3) Święta Wielkanocne swymi korzeniami sprowadzają się w swej genezie do bałwochwalczych świąt pogańskich (por. Strażnica nr 7 z 1996 roku, str. 5).
SJ są niekonsekwentni, bowiem z jednej strony twierdzą, że chrześcijanie dlatego zaczęli świętować niedzielę Wielkanocną, żeby upamiętnić dzień Zmartwychwstania Chrystusa (por. Strażnica z 15 marca 1994, str. 4) a z drugiej strony twierdzą, że do świętowania Zmartwychwstania Jezusa skłoniły chrześcijan zwyczaje pogańskie na cześć teutońskiej bogini wiosny (por. Świadkowie Jehowy a szkoła, Brooklyn 1990, str. 19). Widać w tej argumentacji żenującą sprzeczność i wyraźną niekonsekwencję.
Inne z publikacji ŚJ, cytują różne opracowania świadczące o tym, że nawet gdyby chrześcijaństwo przejęło jakieś zwyczaje Wielkanocne z tradycji ludowych to tym samym nie zaadoptowałoby pogaństwa, ale by je wyeliminowało. Wyżej przytaczane Prowadzenie rozmów....., podaje:
„Chrześcijaństwo wyparło szereg pogańskich świąt wiosennych, ale zachowało wiele zwyczajów świątecznych, nadając im odmienną symbolikę” (str. 366).
Podobnie podaje Strażnica nr 7 z 1996 roku: „Nie ma cienia wątpliwości, że pierwotny Kościół przejął stare pogańskie rytuały i nadał im chrześcijańską treść” (str. 4).
Następnie, zarzut, że chrześcijaństwo cokolwiek w swych zwyczajach świątecznych uświęciło i przejęło ze zwyczajów ludów niechrześcijańskich nie ma znaczenia z punktu widzenia starotestamentalnych świąt biblijnych, które zostały przez Izrael zaasymilowane w ten sam sposób. John Bright, wykładający na Uniwersytecie w Richmond w Virginii, będąc zarazem specjalistą z zakresu historii Izraela podaje:
„Księga Przymierza (Wj 23, 14-17; 34, 18-24) wymienia trzy święta, w czasie których czciciel miał stanąć przed obliczem Jahwe.
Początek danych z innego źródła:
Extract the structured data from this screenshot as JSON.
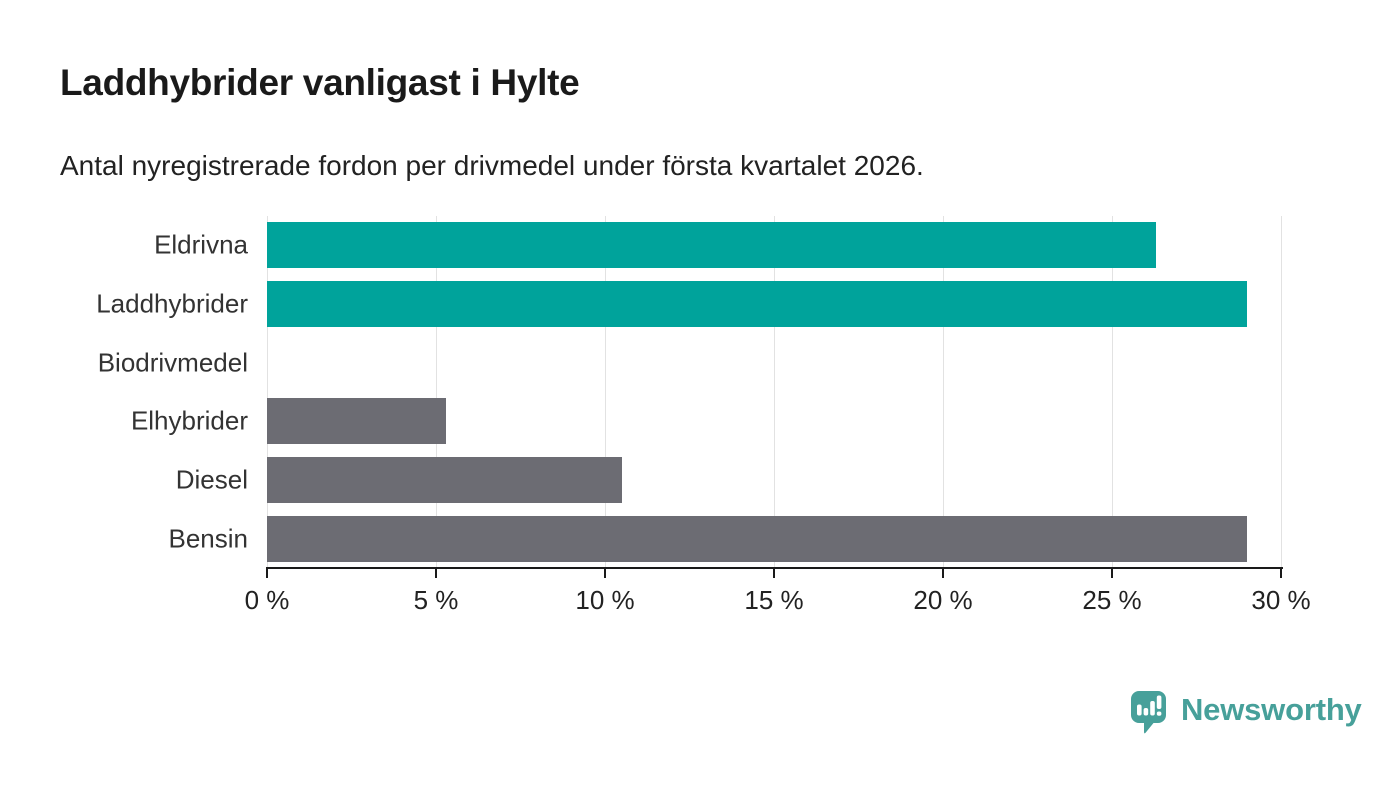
{
  "title": "Laddhybrider vanligast i Hylte",
  "subtitle": "Antal nyregistrerade fordon per drivmedel under första kvartalet 2026.",
  "chart_data": {
    "type": "bar",
    "orientation": "horizontal",
    "title": "Laddhybrider vanligast i Hylte",
    "subtitle": "Antal nyregistrerade fordon per drivmedel under första kvartalet 2026.",
    "categories": [
      "Eldrivna",
      "Laddhybrider",
      "Biodrivmedel",
      "Elhybrider",
      "Diesel",
      "Bensin"
    ],
    "values": [
      26.3,
      29,
      0,
      5.3,
      10.5,
      29
    ],
    "unit": "%",
    "bar_colors": [
      "#00a39b",
      "#00a39b",
      "#6c6c73",
      "#6c6c73",
      "#6c6c73",
      "#6c6c73"
    ],
    "xlim": [
      0,
      30
    ],
    "x_tick_values": [
      0,
      5,
      10,
      15,
      20,
      25,
      30
    ],
    "x_tick_labels": [
      "0 %",
      "5 %",
      "10 %",
      "15 %",
      "20 %",
      "25 %",
      "30 %"
    ],
    "grid": true,
    "legend": false,
    "xlabel": "",
    "ylabel": ""
  },
  "branding": {
    "logo_text": "Newsworthy",
    "logo_icon": "newsworthy-speech-bubble-bar-chart-icon",
    "logo_color": "#47a09a"
  },
  "colors": {
    "accent_teal": "#00a39b",
    "bar_gray": "#6c6c73",
    "gridline": "#e2e2e2",
    "axis": "#1a1a1a",
    "title_text": "#1a1a1a",
    "body_text": "#222222",
    "label_text": "#333333",
    "background": "#ffffff"
  }
}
Są to święta: Przaśników (i Paschy), Tygodni i Żniw. Wszystkie były o wiele starsze niż Izrael i, oprócz Paschy, miały pochodzenie rolnicze. Izrael zapożyczył je z zewnątrz, co nie jest niczym dziwnym“ (John Bright, Historia Izraela, Warszawa 1994, str. 173).
Jeśli więc argument ŚJ podkreślający „pogańskie pochodzenie“ Świąt Wielkanocnych jest słuszny, to tym samym argument ŚJ uderza w starotestamentalne święta Izraela.
Z tych wszystkich powodów jakie wymieniono wyżej główne zarzuty ŚJ przeciw świętom Wielkanocnym są jawnie bezpodstawne.